Steve McDonald: That's been going on for nine months. That has broken this. When you add in all of the fundamentals that Alex talked about - I have been saying for some time I think we're going to hit more new highs this fall. I think we could see 2,250. That's only 5% more on the S&P.

My biggest concern is that the little guy is going to see this as a huge buying opportunity and it's not. It's not a huge buying opportunity. There's still some good buys out there now, but, boy, once this thing starts hitting close to 20,000, excitement really builds. The guys on CNBC, "and they're breathless and they're covering and this is running up and this is doing that." It's like, uh-oh. Time to go to cash, which we don't do, of course. Not completely, but anyway. Last comments.

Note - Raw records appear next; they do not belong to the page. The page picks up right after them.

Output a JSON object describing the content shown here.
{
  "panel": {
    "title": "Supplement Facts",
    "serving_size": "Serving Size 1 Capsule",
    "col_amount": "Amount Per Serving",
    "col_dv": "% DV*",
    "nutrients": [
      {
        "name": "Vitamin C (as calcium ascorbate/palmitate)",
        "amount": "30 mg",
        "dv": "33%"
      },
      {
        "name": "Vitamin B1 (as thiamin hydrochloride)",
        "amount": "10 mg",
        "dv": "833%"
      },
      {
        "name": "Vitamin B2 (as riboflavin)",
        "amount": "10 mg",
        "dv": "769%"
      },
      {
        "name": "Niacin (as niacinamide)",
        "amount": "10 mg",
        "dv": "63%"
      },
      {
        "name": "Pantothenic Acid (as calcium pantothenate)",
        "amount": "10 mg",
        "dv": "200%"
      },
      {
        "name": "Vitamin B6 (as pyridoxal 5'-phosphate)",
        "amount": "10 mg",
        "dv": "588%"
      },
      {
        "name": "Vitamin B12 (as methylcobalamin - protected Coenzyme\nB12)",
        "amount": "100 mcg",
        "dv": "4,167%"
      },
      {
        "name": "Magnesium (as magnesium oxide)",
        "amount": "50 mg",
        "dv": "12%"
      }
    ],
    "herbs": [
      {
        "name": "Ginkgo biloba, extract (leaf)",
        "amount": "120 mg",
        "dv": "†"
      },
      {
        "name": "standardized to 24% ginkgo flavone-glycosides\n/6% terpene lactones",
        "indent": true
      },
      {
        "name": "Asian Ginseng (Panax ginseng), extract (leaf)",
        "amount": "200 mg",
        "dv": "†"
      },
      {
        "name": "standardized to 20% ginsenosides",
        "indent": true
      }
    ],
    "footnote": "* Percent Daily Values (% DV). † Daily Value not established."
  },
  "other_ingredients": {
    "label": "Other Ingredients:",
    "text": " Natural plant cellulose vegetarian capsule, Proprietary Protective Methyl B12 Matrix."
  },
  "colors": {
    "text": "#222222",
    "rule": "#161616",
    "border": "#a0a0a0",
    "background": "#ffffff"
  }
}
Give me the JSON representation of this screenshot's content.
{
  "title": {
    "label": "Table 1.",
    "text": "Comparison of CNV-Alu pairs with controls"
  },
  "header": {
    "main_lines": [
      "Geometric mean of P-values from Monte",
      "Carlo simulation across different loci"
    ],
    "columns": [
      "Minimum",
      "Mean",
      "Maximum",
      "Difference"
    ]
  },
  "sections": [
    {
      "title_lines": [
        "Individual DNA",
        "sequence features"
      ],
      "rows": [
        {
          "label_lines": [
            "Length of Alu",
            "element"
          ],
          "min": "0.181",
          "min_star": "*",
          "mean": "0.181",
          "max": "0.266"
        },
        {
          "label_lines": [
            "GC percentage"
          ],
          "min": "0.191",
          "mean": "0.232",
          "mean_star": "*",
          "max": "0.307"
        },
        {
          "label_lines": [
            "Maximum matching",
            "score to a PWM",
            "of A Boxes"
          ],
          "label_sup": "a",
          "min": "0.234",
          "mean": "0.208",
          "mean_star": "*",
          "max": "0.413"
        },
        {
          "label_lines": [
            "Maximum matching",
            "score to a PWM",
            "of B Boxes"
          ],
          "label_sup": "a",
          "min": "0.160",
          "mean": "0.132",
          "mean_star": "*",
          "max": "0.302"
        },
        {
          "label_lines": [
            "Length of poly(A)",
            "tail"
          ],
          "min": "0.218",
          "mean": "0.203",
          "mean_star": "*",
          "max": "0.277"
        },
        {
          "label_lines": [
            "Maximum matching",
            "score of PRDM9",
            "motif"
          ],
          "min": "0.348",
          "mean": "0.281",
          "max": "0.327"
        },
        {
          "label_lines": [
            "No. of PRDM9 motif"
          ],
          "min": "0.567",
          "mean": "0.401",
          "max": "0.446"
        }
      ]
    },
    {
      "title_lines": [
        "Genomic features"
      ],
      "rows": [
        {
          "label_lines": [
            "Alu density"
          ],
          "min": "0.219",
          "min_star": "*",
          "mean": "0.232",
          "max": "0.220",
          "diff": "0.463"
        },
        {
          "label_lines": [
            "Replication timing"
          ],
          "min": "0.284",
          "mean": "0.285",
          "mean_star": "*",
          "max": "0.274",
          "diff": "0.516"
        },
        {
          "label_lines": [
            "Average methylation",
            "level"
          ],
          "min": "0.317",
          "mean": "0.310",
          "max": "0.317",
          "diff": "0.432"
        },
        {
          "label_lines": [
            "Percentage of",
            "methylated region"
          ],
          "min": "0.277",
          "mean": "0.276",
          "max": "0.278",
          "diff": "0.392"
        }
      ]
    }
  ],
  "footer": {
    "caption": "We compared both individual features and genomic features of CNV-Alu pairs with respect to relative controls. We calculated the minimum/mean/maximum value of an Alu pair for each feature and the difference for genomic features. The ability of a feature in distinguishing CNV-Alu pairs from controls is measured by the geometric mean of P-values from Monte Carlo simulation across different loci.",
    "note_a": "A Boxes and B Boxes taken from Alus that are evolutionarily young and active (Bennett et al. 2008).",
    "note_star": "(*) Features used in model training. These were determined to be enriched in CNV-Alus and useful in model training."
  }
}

Marc Lichtenfeld: Well, I think one interesting thing, an issue I'm grappling with, is the disconnect between the stock market and bond yields. Typically, if the stock market's going higher, it should mean the economy's going well and bond yields should be climbing, but we're getting the opposite. Stocks are hitting new highs and bond yields are hitting record lows. I'm trying to decipher what that means because markets typically are forward-looking mechanisms. Very often you look at the stock market and say, okay, it should mean the economy's going higher if the stock market's going higher.

Steve McDonald: It's international buying in our market. That's what it is, because there's tons and tons of money looking for a place to go. You have the choice of a negative yield in the EU, no yield in Japan or come here and get some yield. I think it's all international buying.

Marc Lichtenfeld: It's a valid point. It very well could be.

Steve McDonald: Dave, it's up to you.

Dave Fessler: I think, not just in the energy sector, but even in technology. Some of the innovative things that are happening in the automotive industry, there are some disruptive companies out there, whether it be Amazon.com (Nasdaq: AMZN) or, just to go to another extreme, Mobileye (NYSE: MBLY), which makes some of the chips for autonomous driving software. These companies are totally disrupting the industries that they're in, and those are always going to be good investments, I think.

Steve McDonald: Mobileye. Still affordable?

Dave Fessler: Yes, it is. It's a growth stock, so it's got a little bit high of a P/E, but it's a great company.

Steve McDonald: Alex, take us home.

Alex Green: I was just going to say you mentioned that when the Dow hits 20,000 that it might be time to start packing it in, but from these levels you're only talking about 6% or so and you're there.

Steve McDonald: Yeah, it's not huge.

Alex Green: That big round number may be here before anybody really suspects.

Steve McDonald: Thank you so much, guys. Another great session. I really appreciate it.

Marc Lichtenfeld: My pleasure.

Dave Fessler: Our pleasure.

Alex Green: My pleasure.

Steve McDonald: My pleasure. For everybody here in Stowe, Vermont, it's unbelievable. It's so beautiful here. I wish you guys could have come along. I'm Steve McDonald. Thanks so much for being a part of this. We'll see you from Chicago in September, right? Is that our next trip?

Alex Green: Yeah.

Steve McDonald: Chicago in September. You might want to come along. Great food in Chicago.